The door flew wide open. "Come in, come in, children. I'm so glad you've finally arrived."

Handsome pushed Egret's hand down just as she was about to take a finger to the frosting-coated doorway. The woman observed them, her pale weathered lips kept in a straight line that could have indicated either annoyance or amusement.

"How did you know we would come here?" Handsome had just enough awareness left to wonder.

She guided them inside and closed the door. They stood in a darkened alcove that quickly gave way to a candlelit kitchen. "I knew because I dreamed of you. That's what we dream-makers do, don't we, Egret." She pointed to a wooden bench set between a table and a wall of shelves. Each shelf was lined with jars of assorted sizes, and each jar contained a different candy—gumballs, gummy bears, chocolate covered caramels.

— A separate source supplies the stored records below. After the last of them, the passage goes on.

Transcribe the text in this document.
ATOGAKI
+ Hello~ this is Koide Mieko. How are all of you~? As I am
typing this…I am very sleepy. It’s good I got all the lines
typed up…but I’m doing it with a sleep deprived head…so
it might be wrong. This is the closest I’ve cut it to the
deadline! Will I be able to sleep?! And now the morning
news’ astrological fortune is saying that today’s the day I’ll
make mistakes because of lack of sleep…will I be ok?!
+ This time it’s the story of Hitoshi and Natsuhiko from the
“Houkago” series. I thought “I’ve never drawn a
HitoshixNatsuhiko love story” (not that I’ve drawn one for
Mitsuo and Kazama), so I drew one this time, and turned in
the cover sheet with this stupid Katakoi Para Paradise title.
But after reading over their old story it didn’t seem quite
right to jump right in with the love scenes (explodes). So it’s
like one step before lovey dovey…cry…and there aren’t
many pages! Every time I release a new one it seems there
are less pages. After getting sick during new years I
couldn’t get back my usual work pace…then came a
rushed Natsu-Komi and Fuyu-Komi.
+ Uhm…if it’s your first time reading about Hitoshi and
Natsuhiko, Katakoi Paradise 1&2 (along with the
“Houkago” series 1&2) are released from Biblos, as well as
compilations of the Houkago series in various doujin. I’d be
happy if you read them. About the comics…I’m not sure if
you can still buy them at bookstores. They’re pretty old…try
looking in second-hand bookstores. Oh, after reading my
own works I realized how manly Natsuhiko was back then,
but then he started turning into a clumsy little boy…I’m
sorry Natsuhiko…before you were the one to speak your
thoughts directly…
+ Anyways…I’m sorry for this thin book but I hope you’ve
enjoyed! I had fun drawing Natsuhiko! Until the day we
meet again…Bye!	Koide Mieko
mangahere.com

The children sat. This woman knew what they were—what Egret was. A dream-maker. Neither Handsome nor Egret had had a label to give the emerging skills Egret was beginning to display. All Handsome's efforts had gone into hiding her ability from his parents, not exploring what it was. But now they'd found another like Egret.

"I'm called Rika, by the way. Are you hungry?" Rika placed two bowls of steaming soup in front of them. "Eat up and you can choose a few sweets." She pointed to the jars behind them.